En el mundo de los coleópteros, las luciérnagas son las que más han resentido el cambio y, entre ellas, las hembras, pues, al resultar visibles sin necesidad de encenderse, han comenzado a perder su brillo. Y se puede observar que en su ritual de apareamiento la bioluminiscencia ha perdido importancia, ya que, iluminadas por la luz de millones de focos que aclaran la noche, se aparean sin sus destellos autóctonos. Aunque una de las transformaciones más graves que puede llegar a ocurrir y sus consecuencias son hoy impensables, es en los murciélagos. Muchos se volverán videntes y aquel extraordinario mecanismo para esquivar los obstáculos a partir del cual inventamos el sonar dará paso a que sus ojos negros y opacos como de rata comiencen a ver.
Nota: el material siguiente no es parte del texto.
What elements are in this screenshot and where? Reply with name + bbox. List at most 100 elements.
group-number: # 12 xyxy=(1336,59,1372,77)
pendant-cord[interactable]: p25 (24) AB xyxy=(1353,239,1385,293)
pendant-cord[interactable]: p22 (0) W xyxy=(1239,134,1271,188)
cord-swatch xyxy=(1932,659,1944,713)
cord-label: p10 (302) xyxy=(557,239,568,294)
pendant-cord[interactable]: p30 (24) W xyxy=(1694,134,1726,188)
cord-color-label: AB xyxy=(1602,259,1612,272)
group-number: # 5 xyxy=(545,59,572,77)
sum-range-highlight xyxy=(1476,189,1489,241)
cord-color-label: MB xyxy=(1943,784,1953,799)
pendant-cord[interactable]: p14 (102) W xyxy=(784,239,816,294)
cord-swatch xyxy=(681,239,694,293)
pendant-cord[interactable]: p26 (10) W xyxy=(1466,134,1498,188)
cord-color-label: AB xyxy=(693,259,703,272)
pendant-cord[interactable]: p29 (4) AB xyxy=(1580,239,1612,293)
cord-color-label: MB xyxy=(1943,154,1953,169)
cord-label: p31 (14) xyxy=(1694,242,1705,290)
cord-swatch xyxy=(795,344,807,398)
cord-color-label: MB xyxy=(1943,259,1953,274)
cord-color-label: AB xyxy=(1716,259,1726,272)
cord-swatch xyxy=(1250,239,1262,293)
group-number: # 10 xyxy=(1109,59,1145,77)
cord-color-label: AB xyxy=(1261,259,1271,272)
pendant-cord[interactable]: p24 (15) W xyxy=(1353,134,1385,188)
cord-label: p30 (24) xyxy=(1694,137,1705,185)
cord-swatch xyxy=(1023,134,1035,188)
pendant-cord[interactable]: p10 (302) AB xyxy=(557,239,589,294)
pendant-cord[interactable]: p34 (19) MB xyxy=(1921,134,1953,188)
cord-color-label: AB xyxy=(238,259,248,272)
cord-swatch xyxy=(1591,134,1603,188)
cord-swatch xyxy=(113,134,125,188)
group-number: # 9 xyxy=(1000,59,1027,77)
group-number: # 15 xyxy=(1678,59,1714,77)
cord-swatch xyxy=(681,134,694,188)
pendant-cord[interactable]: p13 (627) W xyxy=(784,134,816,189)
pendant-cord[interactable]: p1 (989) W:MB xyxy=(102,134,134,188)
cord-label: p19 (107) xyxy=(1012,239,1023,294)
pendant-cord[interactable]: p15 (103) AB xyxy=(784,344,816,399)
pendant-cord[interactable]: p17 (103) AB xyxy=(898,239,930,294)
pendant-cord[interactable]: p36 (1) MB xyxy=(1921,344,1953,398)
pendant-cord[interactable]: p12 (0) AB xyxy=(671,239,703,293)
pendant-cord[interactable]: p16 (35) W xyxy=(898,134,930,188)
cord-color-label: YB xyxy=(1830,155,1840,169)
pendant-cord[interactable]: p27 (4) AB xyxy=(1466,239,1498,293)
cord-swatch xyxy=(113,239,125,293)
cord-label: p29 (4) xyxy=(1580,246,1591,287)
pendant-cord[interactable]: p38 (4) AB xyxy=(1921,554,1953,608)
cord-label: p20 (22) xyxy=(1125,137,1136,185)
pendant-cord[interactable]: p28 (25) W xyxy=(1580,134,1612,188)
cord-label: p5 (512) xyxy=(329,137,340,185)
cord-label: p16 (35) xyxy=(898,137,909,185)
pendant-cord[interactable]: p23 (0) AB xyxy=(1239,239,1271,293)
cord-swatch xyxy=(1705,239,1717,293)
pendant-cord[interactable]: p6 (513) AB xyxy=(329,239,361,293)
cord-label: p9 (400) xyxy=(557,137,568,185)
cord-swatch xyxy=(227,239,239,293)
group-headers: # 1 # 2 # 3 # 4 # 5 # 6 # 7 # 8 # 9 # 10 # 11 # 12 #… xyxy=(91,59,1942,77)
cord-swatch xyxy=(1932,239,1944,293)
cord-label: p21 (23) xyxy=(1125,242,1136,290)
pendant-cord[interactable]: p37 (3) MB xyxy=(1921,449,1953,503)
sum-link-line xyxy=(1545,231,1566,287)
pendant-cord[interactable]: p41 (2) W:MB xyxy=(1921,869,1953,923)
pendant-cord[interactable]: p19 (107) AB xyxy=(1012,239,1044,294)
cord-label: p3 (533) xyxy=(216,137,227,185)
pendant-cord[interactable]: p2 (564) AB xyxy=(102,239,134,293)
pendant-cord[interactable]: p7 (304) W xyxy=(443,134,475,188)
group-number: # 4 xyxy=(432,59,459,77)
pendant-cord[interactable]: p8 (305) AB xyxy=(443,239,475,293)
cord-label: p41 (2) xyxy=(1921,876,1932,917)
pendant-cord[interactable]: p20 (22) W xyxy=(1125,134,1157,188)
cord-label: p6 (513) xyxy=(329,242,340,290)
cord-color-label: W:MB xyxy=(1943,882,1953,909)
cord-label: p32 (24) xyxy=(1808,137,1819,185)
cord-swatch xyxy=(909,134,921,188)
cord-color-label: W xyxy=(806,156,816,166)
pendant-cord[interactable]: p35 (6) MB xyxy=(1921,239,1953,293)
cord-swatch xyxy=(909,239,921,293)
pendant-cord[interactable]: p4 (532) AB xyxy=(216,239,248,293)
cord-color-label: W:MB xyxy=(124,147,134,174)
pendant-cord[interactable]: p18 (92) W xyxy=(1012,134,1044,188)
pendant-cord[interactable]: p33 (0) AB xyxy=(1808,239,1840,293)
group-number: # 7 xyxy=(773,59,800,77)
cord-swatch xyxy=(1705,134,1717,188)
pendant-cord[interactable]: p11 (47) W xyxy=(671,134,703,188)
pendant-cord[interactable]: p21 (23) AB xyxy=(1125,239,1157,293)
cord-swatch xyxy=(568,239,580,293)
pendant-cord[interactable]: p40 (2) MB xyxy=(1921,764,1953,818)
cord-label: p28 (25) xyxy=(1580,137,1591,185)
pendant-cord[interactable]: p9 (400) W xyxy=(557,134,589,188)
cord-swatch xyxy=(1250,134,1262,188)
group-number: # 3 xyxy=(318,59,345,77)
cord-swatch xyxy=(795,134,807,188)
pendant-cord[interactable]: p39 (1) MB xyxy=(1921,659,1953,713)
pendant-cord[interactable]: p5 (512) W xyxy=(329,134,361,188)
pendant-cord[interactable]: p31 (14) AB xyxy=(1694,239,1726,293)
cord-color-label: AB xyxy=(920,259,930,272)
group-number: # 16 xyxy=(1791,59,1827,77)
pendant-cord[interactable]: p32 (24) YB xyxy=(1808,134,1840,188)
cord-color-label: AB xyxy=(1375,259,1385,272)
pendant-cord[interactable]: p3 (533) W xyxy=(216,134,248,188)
Parvadas de murciélagos en pleno mediodía atravesarán el cielo y atacarán a tórtolas y golondrinas.

Todavía no se cuantifica ni se hace un inventario completo de los efectos de replegar la noche: no sabemos qué pasa con los periodos de sueño de los animales ni acerca de los efectos de “histeria” que se están ocasionando en las plantas: sólo ha llamado la atención el hecho de que en los campos de girasoles ya no todos se orientan hacia el sol: parecen varas de pasto desflecado mirando con indiferencia hacia cualquier parte, como puede notarse ya.

Es necesario que en la lista de preocupaciones que la conciencia ecológica fomenta esté también un reclamo más: el derecho a la oscuridad, pues ese resplandor provocado por todos no sólo está afectando las reglas del planeta y con ello las posibilidades de supervivencia, sino que incide en asuntos tan sutiles como la sensibilidad poética y, aunque esto sólo preocupe a unos cuantos, ese generalizado desdén no lo vuelve menos importante: ¿cómo inspirarse cuando las avenidas del noctámbulo están bañadas por esa luz grosera y amarilla que despiden las lámparas de vapor de sodio?, ¿cómo encontrar la imagen que revolucionará el lenguaje si la noche blanqueada por la potencia de los reflectores impide que veamos el universo que se abre arriba de nosotros?